Mathew Reed, a policy manager at the pro-Silicon Valley affordable housing organization SV@Home, said in an interview that part of the reason state legislation is taking some of the local authority out of land-use decisions is because there’s such a resistance to larger developments locally.

“If people don’t want taller buildings, where can we put taller buildings?” Reed said. “There has been legislation at the state level that has been a very blunt instrument, where they’ve said, ‘If you don’t want to make the decision, we will make it for you.’ The way you avoid having that happen is for local governments and communities to lean in and respond to the challenge we have.”

While several representatives from local cities spoke up at ABAG’s meeting to push against the RHNA numbers assigned to their jurisdictions, other committee members were less sympathetic.

Sonja Trauss, the representative from San Francisco and a pro-housing advocate, said that RHNA allocation is a regional conversation, and while some jurisdictions may have ideas about what “high density” means in their town, that number might be well below regional expectations.

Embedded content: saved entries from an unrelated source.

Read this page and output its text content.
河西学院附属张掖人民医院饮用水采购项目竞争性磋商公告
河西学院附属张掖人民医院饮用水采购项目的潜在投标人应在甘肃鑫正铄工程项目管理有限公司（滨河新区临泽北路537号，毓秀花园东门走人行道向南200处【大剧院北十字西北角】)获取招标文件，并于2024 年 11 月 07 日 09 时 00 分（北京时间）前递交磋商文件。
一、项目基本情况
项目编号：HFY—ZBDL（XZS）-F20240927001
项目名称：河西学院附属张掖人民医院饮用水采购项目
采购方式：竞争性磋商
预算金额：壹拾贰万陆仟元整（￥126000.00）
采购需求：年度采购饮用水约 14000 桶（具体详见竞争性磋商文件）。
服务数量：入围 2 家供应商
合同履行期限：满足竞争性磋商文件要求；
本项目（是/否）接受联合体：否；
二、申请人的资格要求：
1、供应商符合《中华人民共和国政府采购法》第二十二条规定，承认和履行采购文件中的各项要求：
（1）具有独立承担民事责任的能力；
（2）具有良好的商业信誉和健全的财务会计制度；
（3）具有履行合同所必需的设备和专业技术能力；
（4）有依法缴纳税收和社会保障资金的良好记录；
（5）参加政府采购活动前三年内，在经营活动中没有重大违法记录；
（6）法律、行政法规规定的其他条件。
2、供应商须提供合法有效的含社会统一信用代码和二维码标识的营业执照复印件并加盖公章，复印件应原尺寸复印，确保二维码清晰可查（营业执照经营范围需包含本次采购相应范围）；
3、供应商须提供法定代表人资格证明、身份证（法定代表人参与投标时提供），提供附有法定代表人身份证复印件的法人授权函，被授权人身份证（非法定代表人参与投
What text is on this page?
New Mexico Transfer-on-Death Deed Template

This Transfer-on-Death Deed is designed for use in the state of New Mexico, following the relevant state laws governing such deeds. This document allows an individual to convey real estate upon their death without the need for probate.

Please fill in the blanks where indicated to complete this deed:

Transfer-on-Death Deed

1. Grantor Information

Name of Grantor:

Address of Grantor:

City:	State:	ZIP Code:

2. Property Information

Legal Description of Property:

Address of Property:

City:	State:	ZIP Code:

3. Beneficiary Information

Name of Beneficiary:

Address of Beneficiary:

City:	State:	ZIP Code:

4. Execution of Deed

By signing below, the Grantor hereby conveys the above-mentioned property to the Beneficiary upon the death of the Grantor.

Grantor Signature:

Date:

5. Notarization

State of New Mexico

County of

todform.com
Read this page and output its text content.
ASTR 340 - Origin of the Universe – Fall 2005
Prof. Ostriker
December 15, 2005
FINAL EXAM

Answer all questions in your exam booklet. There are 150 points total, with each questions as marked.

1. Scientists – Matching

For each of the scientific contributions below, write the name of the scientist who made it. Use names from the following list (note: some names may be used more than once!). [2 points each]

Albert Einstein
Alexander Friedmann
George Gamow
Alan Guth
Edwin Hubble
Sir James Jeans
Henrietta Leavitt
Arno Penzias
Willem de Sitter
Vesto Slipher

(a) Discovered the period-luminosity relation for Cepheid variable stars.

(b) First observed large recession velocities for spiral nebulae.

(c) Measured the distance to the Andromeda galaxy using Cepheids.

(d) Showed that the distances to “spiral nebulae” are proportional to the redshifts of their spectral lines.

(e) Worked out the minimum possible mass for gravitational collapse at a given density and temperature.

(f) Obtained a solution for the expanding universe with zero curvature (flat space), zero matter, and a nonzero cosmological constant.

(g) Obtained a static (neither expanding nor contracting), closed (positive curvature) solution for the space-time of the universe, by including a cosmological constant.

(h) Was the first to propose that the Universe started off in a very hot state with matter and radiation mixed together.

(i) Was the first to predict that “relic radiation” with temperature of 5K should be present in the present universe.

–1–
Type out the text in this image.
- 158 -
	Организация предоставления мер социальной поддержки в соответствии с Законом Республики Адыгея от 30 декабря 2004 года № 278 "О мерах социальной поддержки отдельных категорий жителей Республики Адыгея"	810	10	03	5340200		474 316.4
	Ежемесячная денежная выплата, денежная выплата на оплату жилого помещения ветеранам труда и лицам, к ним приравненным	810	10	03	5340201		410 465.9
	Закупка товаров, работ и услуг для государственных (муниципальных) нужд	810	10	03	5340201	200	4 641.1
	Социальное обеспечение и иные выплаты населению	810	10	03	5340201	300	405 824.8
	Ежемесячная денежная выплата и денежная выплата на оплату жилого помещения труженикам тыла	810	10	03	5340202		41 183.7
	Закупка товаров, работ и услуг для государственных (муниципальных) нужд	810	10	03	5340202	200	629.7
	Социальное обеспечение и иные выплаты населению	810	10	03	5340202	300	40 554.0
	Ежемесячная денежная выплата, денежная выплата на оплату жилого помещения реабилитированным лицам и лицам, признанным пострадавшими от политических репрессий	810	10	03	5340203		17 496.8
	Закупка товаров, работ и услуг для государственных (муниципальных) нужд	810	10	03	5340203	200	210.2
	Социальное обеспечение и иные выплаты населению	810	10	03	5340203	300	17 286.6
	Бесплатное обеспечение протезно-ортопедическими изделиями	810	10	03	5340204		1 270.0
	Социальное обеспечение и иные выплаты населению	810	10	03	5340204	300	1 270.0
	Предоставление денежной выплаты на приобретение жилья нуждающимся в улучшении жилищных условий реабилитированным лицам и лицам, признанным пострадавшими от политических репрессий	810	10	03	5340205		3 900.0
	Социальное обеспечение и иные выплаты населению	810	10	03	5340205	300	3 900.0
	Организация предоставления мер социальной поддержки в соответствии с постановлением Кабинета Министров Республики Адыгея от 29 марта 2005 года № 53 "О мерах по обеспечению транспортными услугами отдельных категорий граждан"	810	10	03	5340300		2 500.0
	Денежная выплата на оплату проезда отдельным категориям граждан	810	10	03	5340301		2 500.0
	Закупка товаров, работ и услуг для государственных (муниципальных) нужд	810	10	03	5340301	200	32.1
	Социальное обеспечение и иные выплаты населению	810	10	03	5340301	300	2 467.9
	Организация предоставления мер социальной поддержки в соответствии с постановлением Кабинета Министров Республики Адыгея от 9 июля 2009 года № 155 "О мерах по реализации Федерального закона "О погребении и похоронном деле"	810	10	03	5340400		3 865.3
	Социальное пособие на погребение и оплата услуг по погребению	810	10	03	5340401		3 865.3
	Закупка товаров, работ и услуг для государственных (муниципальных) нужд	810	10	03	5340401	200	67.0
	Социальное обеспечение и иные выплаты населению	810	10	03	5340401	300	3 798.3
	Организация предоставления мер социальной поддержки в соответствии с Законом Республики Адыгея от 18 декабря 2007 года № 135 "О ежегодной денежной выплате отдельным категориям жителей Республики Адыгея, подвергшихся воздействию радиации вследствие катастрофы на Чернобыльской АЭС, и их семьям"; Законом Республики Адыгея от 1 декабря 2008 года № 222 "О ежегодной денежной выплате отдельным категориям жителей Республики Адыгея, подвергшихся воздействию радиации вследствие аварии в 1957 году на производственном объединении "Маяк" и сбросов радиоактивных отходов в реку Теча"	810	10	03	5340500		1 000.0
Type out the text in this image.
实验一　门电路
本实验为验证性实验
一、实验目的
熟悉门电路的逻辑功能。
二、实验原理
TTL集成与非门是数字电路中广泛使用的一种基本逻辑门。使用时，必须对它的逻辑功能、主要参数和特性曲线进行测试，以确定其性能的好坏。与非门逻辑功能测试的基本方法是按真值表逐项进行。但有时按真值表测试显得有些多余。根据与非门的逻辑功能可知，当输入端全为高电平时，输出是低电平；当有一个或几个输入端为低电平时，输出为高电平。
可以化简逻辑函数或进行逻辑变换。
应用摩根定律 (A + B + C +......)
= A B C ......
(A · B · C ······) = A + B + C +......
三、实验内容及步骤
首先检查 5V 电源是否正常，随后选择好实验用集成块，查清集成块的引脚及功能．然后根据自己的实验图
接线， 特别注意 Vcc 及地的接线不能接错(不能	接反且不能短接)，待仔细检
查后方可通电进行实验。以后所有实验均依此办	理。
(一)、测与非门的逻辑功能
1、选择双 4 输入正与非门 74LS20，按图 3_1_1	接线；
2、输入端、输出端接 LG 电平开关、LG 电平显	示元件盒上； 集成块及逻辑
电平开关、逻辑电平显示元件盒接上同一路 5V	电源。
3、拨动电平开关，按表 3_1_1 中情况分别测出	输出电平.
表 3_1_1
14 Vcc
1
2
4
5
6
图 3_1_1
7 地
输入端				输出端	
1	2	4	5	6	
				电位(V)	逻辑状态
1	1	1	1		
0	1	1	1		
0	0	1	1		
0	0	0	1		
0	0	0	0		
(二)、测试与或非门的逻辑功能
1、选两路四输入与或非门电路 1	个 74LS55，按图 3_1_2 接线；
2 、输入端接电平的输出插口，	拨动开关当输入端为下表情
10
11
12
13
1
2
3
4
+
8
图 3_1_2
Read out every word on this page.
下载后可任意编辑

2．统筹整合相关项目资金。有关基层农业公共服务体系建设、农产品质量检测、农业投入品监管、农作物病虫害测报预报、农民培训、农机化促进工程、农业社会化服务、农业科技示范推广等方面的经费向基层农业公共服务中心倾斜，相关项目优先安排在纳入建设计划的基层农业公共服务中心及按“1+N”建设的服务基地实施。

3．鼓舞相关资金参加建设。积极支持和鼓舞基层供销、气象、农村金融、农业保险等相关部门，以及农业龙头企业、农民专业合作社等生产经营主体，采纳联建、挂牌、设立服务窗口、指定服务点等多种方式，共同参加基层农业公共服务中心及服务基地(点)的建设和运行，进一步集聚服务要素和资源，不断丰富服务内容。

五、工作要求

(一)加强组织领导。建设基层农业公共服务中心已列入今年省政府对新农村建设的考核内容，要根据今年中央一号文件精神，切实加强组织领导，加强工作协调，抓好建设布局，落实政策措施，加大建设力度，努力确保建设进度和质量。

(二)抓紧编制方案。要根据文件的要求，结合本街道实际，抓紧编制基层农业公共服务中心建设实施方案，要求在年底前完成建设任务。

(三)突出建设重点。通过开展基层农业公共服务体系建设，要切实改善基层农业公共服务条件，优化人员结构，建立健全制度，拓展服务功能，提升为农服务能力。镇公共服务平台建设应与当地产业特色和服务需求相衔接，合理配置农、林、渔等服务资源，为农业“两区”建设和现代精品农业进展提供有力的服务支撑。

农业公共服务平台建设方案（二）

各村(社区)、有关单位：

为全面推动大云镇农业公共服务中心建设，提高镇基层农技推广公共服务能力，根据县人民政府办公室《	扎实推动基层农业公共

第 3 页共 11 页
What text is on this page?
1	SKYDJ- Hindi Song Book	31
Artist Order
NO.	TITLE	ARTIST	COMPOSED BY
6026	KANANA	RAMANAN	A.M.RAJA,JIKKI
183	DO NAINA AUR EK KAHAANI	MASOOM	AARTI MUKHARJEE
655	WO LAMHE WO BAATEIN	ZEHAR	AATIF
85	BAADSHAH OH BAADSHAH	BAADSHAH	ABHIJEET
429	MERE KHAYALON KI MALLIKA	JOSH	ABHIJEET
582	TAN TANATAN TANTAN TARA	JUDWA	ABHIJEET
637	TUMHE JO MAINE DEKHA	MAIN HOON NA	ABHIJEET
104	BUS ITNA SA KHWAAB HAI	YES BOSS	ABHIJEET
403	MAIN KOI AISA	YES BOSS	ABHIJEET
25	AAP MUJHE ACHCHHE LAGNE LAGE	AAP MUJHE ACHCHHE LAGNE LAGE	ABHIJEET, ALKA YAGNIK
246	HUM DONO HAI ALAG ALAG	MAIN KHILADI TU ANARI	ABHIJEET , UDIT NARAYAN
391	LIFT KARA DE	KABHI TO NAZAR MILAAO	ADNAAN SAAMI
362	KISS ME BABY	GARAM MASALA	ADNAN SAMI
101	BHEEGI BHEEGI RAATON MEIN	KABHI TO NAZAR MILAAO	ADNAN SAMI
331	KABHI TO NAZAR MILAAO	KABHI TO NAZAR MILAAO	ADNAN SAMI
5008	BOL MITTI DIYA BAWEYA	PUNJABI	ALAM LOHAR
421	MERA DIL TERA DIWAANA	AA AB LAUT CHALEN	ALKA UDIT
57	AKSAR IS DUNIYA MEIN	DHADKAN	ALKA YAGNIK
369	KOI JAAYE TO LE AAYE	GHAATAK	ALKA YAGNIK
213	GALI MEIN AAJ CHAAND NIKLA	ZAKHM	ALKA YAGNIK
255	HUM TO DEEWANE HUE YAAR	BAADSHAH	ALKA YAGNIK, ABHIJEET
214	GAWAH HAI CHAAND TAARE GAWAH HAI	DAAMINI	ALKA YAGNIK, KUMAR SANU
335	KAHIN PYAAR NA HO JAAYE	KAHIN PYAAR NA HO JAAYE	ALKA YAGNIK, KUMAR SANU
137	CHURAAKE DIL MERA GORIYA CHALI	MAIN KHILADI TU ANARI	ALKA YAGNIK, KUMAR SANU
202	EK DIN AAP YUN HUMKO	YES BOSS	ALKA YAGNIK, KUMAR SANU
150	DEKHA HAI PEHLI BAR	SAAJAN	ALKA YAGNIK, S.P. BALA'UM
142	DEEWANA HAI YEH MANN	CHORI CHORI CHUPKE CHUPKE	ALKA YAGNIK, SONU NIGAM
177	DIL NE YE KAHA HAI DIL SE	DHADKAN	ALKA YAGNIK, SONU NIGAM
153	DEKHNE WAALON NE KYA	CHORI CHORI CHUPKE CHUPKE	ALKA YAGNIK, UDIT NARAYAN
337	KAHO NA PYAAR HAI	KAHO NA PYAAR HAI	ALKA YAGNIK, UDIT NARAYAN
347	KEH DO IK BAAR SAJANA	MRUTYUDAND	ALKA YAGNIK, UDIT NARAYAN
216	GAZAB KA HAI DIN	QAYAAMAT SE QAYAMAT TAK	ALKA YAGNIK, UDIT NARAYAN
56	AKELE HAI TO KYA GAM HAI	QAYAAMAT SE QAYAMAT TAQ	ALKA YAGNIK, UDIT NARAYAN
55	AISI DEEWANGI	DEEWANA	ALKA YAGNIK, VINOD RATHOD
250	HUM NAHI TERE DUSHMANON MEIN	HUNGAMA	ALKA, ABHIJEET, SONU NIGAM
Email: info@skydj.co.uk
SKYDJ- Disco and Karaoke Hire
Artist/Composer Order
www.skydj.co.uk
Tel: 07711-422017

“This idea that towns don’t have capacity to accommodate higher-density development – if that’s the case, then the town’s job is to get that capacity,” Trauss said at the meeting, encouraging those cities to zone for jobs and transit.

At Tuesday’s council meeting, Fligor said the impact of COVID-19 might not have been adequately factored in – with an increase in telecommuting, fewer people might desire to live in the city where they work. She also raised concerns about the underlying data used to determine the housing figures.

The council decided to draft a letter and submit it to ABAG prior to the end of the committee’s public comment period for the proposed methodology Nov. 27.

“Maybe the message should be that they should revert back to the old RHNA numbers, which we could never meet to begin with,” said Councilwoman Lynette Lee Eng. “If we couldn’t meet that, quadrupling it is not going to work either. I think we need to send a strong message.”